Striking bus drivers outside the transport ministry on Wednesday

The indefinite strike by Larnaca bus drivers continued for a second day on Wednesday without a definitive solution between the Zenon bus company and transport ministry over June salaries.

The striking bus drivers gathered outside the transport and labour ministries in Nicosia on Wednesday over the non-payment of their June salaries.

An agreement reached by the transport ministry and the company earlier in the year, after the latter often faced liquidity problems leading to numerous strikes by bus drivers, obliges the ministry to submit an agreed sum to pay salaries before the end of the month, as well as an additional agreed sum at a later stage to cover additional company costs.

“With the money we got from the ministry, creditors were paid to supply us with spare parts and repair the buses. Shareholders did not get any of the money. If we paid the drivers, there would be no buses for the employees to drive,” chairman of the Zenon board of directors Pantelis Pantelides said.

Additional funds are expected from the transport ministry to pay the wages of employees, Pantelides added after a meeting with the transport ministry.

“There is no alternative, if they do not give us money, we cannot pay the workers,” Pantelides said.

Without a definitive solution to the company’s liquidity problem, the strike is set to continue on Thursday.

Representatives of the striking bus drivers have warned that they will consider escalating measures if by Thursday there is no positive development. They also said that they declined an offer by the company to pay half of their salary, with the other half to be submitted at a later stage.

In statements after her meeting with union reps, Transport Minister Vassiliki Anastasiadou said that the ministry had fully abided by its contractual obligation to submit to the company the amount to pay employee salaries.

“As is the case every month, the company received the sum, but did not use it to pay its employees, something which constitutes a criminal offence,” Anastasiadou asserted.

Even so, Anastasiadou said that the ministry is determined to find a solution to the problems at the Zenon bus company.

“We fully understand the situation that has been created for the employees, who are being victimised even though it is not their responsibility,” the minister added.

The position of the union reps, however, is that the responsibility of the transport ministry is not limited to submitting the sum for employee salaries.
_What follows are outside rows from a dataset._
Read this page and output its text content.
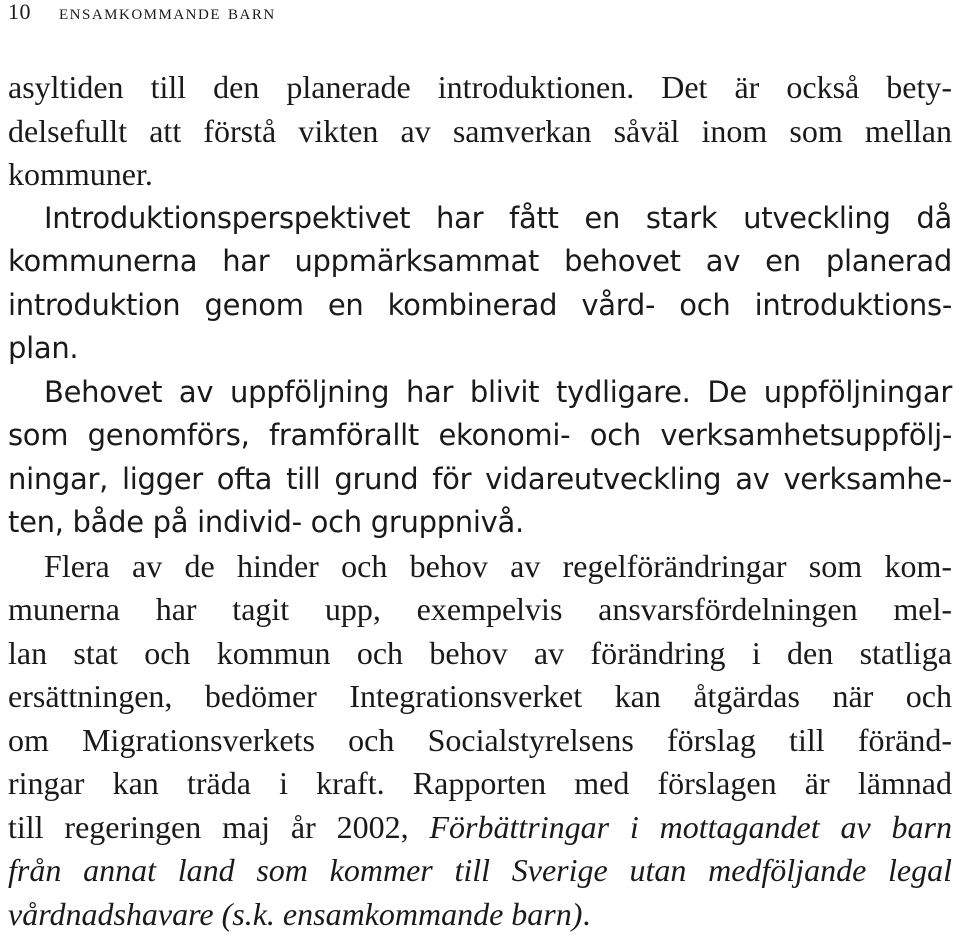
10 ensamkommande barn
asyltiden till den planerade introduktionen. Det är också bety-
delsefullt att förstå vikten av samverkan såväl inom som mellan
kommuner.
Introduktionsperspektivet har fått en stark utveckling då
kommunerna har uppmärksammat behovet av en planerad
introduktion genom en kombinerad vård- och introduktions-
plan.
Behovet av uppföljning har blivit tydligare. De uppföljningar
som genomförs, framförallt ekonomi- och verksamhetsuppfölj-
ningar, ligger ofta till grund för vidareutveckling av verksamhe-
ten, både på individ- och gruppnivå.
Flera av de hinder och behov av regelförändringar som kom-
munerna har tagit upp, exempelvis ansvarsfördelningen mel-
lan stat och kommun och behov av förändring i den statliga
ersättningen, bedömer Integrationsverket kan åtgärdas när och
om Migrationsverkets och Socialstyrelsens förslag till föränd-
ringar kan träda i kraft. Rapporten med förslagen är lämnad
till regeringen maj år 2002, Förbättringar i mottagandet av barn
från annat land som kommer till Sverige utan medföljande legal
vårdnadshavare (s.k. ensamkommande barn).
Asked what the company will do if the ministry asks for the salaries of the employees to be paid in accordance with the signed contract, Pantelides said: “We are ready for everything, we know about the criminal offence and we are ready to for anything, even go to prison.”
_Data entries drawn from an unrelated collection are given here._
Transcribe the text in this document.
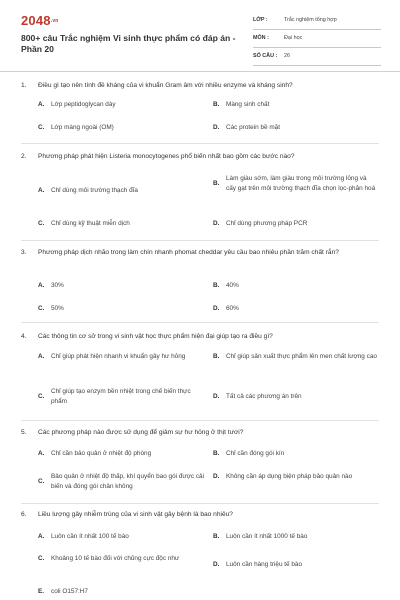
2048.vn
800+ câu Trắc nghiệm Vi sinh thực phẩm có đáp án - Phần 20
LỚP :	Trắc nghiệm tổng hợp
MÔN :	Đại học
SỐ CÂU : 26
1. Điều gì tạo nên tính đề kháng của vi khuẩn Gram âm với nhiều enzyme và kháng sinh?
A.	Lớp peptidoglycan dày	B.	Màng sinh chất
C.	Lớp màng ngoài (OM)	D.	Các protein bề mặt
2. Phương pháp phát hiện Listeria monocytogenes phổ biến nhất bao gồm các bước nào?
A.	Chỉ dùng môi trường thạch đĩa
B.
Làm giàu sớm, làm giàu trong môi trường lỏng và cấy gạt trên môi trường thạch đĩa chọn lọc-phân hoá
C.	Chỉ dùng kỹ thuật miễn dịch	D.	Chỉ dùng phương pháp PCR
3. Phương pháp dịch nhão trong làm chín nhanh phomat cheddar yêu cầu bao nhiêu phần trăm chất rắn?
A.	30%	B.	40%
C.	50%	D.	60%
4. Các thông tin cơ sở trong vi sinh vật học thực phẩm hiện đại giúp tạo ra điều gì?
A.	Chỉ giúp phát hiện nhanh vi khuẩn gây hư hỏng	B.	Chỉ giúp sản xuất thực phẩm lên men chất lượng cao
C.
Chỉ giúp tạo enzym bền nhiệt trong chế biến thực phẩm
D.	Tất cả các phương án trên
5. Các phương pháp nào được sử dụng để giảm sự hư hỏng ở thịt tươi?
A.	Chỉ cần bảo quản ở nhiệt độ phòng	B.	Chỉ cần đóng gói kín
C.
Bảo quản ở nhiệt độ thấp, khí quyển bao gói được cải biến và đóng gói chân không
D.	Không cần áp dụng biện pháp bảo quản nào
6. Liều lượng gây nhiễm trùng của vi sinh vật gây bệnh là bao nhiêu?
A.	Luôn cần ít nhất 100 tế bào	B.	Luôn cần ít nhất 1000 tế bào
C.	Khoảng 10 tế bào đối với chủng cực độc như
D.	Luôn cần hàng triệu tế bào
E.	coli O157:H7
He challenged anyone to check the company’s books and send people to prison if they have been stealing, and said he personally guarantees there has been no abuse since 2012.

Pantelides also claimed the government had arbitrarily cut subsidies in recent years, creating a big problem for the company’s liquidity.

There is a deficit of €80,000 to €100,000 per month, according to the chairman.

“In 2015 they cut €1,061,950 from the salaries for the years 2012, 2013 and 2014.”